A todos que não quiseram, ou não puderam dormir numa manhã chuvosa de domingo.
Fecho a última página de "História natural da religião", de David Hume, tradução de Jaimir Conte (Unesp).
Já estava cansado de ler fragmentos. Este foi um dos poucos tomos filosóficos que leio de ponta a ponta (os outros foram de K. Popper, Wittgenstein e Nietzsche). Hume tem intuições profundas, atrapalhadas pelo contorcionismo de afirmações negadas e negações afirmadas imposto pelas ferozes "autoridades" religiosas de então.
A Igreja da Inglaterra, e suas posições, teve de ser preservada, com todos os prejuízos desse sectarismo. O catolicismo, e doutrinas quejandas, pôde ser atacado sem problemas.
Duzentos e vinte anos não terão passado em vão. Libertos todos os filósofos das cadeias religiosas, alguns foram (alegremente) se entregar a basiliscos, como Heidegger, filósofo de todos os nazismos.
Outros perderam-se em estamentos medievais, vastos continentes impossíveis, como são as filosofias de Espinosa, Leibniz e Pascal.

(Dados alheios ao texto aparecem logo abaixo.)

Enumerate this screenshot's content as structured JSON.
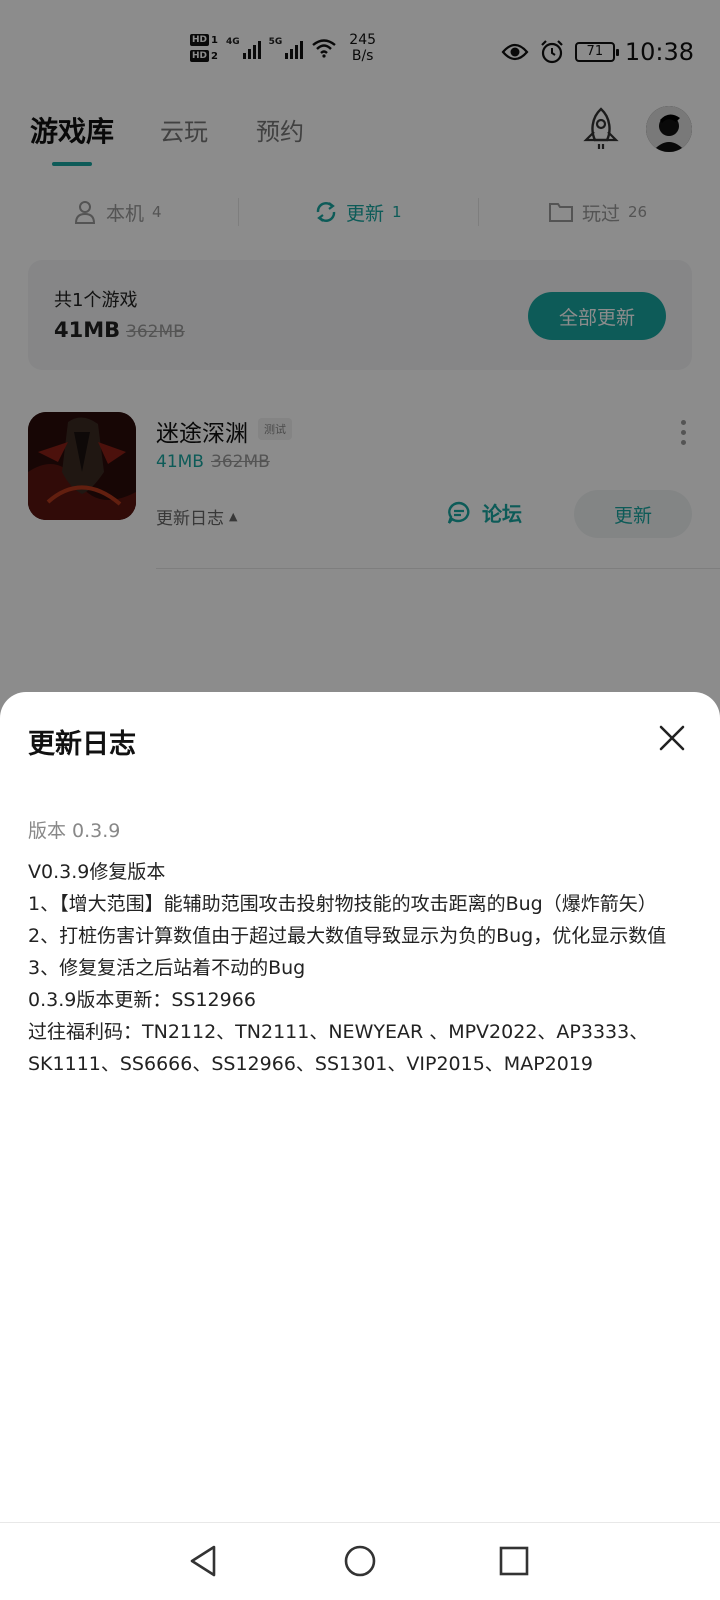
{
  "status_bar": {
    "hd1": "HD",
    "sim1": "1",
    "hd2": "HD",
    "sim2": "2",
    "net1": "4G",
    "net2": "5G",
    "speed_value": "245",
    "speed_unit": "B/s",
    "battery": "71",
    "time": "10:38"
  },
  "top_nav": {
    "tabs": [
      {
        "label": "游戏库"
      },
      {
        "label": "云玩"
      },
      {
        "label": "预约"
      }
    ],
    "active_tab": "游戏库"
  },
  "sub_tabs": [
    {
      "label": "本机",
      "count": "4"
    },
    {
      "label": "更新",
      "count": "1"
    },
    {
      "label": "玩过",
      "count": "26"
    }
  ],
  "summary": {
    "title": "共1个游戏",
    "size": "41MB",
    "original_size": "362MB",
    "update_all_label": "全部更新"
  },
  "game": {
    "name": "迷途深渊",
    "badge": "测试",
    "size": "41MB",
    "original_size": "362MB",
    "changelog_label": "更新日志",
    "changelog_arrow": "▲",
    "forum_label": "论坛",
    "update_label": "更新"
  },
  "changelog_sheet": {
    "title": "更新日志",
    "version": "版本 0.3.9",
    "lines": [
      "V0.3.9修复版本",
      "1、【增大范围】能辅助范围攻击投射物技能的攻击距离的Bug（爆炸箭矢）",
      "2、打桩伤害计算数值由于超过最大数值导致显示为负的Bug，优化显示数值",
      "3、修复复活之后站着不动的Bug",
      "0.3.9版本更新：SS12966",
      "过往福利码：TN2112、TN2111、NEWYEAR 、MPV2022、AP3333、SK1111、SS6666、SS12966、SS1301、VIP2015、MAP2019"
    ]
  },
  "colors": {
    "accent": "#19a6a0",
    "overlay": "rgba(0,0,0,0.45)"
  },
  "icons": {
    "close": "close-icon",
    "rocket": "rocket-icon",
    "refresh": "refresh-icon",
    "folder": "folder-icon",
    "device": "device-icon",
    "forum": "chat-bubble-icon"
  }
}
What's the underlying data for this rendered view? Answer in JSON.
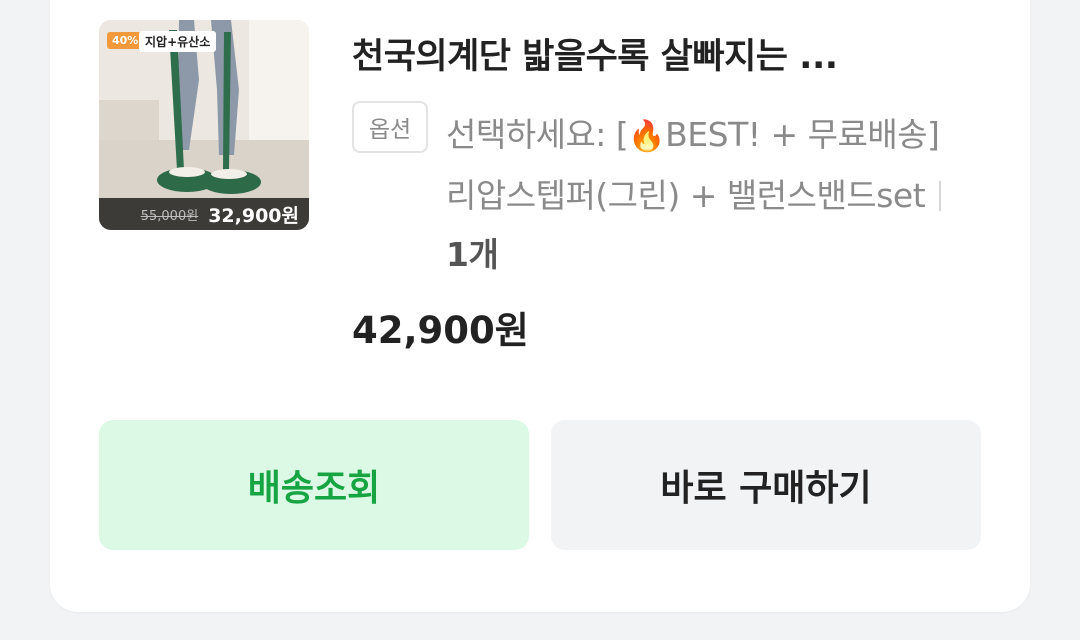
{
  "product": {
    "title": "천국의계단 밟을수록 살빠지는 ...",
    "thumbnail": {
      "discount_badge": "40%",
      "tag_badge": "지압+유산소",
      "original_price": "55,000원",
      "sale_price": "32,900원"
    },
    "option_label": "옵션",
    "option_prefix": "선택하세요: [",
    "option_icon": "🔥",
    "option_value": "BEST! + 무료배송] 리압스텝퍼(그린) + 밸런스밴드set",
    "quantity": "1개",
    "total_price": "42,900원"
  },
  "actions": {
    "track_delivery": "배송조회",
    "buy_now": "바로 구매하기"
  },
  "colors": {
    "accent_green": "#17a544",
    "green_bg": "#dcf9e5",
    "neutral_btn_bg": "#f2f3f5"
  }
}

Alguns contemporâneos adentraram águas muito rasas, e tornaram-se filósofos insoletráveis (Hilary Putnan, Noam Chomsky) ou pensadores indecidíveis (Roger Penrose et alii).
A Escola de Frankfurt, com a suspicaz missão de tornar Marx bem-composto, não produziu nada digno de menção. Do neo-frankfurtismo, algo de Habermas, com seu enfoque exagerado no "discurso", pode se tornar perene (embora eu duvide).
Adorno, Durkheim? Ah, fala sério...
Entre os pensadores lúcidos e legíveis, fulguram as estrelas de Daniel C. Dennett e, num quadro mais restrito ao pensamento biológico-evolucionista, E. Mayr, R. Dawkins e S. Pinker.
Passados dois séculos desde Hume, o problema religioso involuiu para uma mera questão de polidez: respeita-se a opinião alheia. E, num mundo assim opiniático, todas as verdades se equivalem, embora não se sustentem epistemologicamente.
Provavelmente, Hume ficaria decepcionado.
Após os jornais, mergulho em sua obra máxima (é um domingo).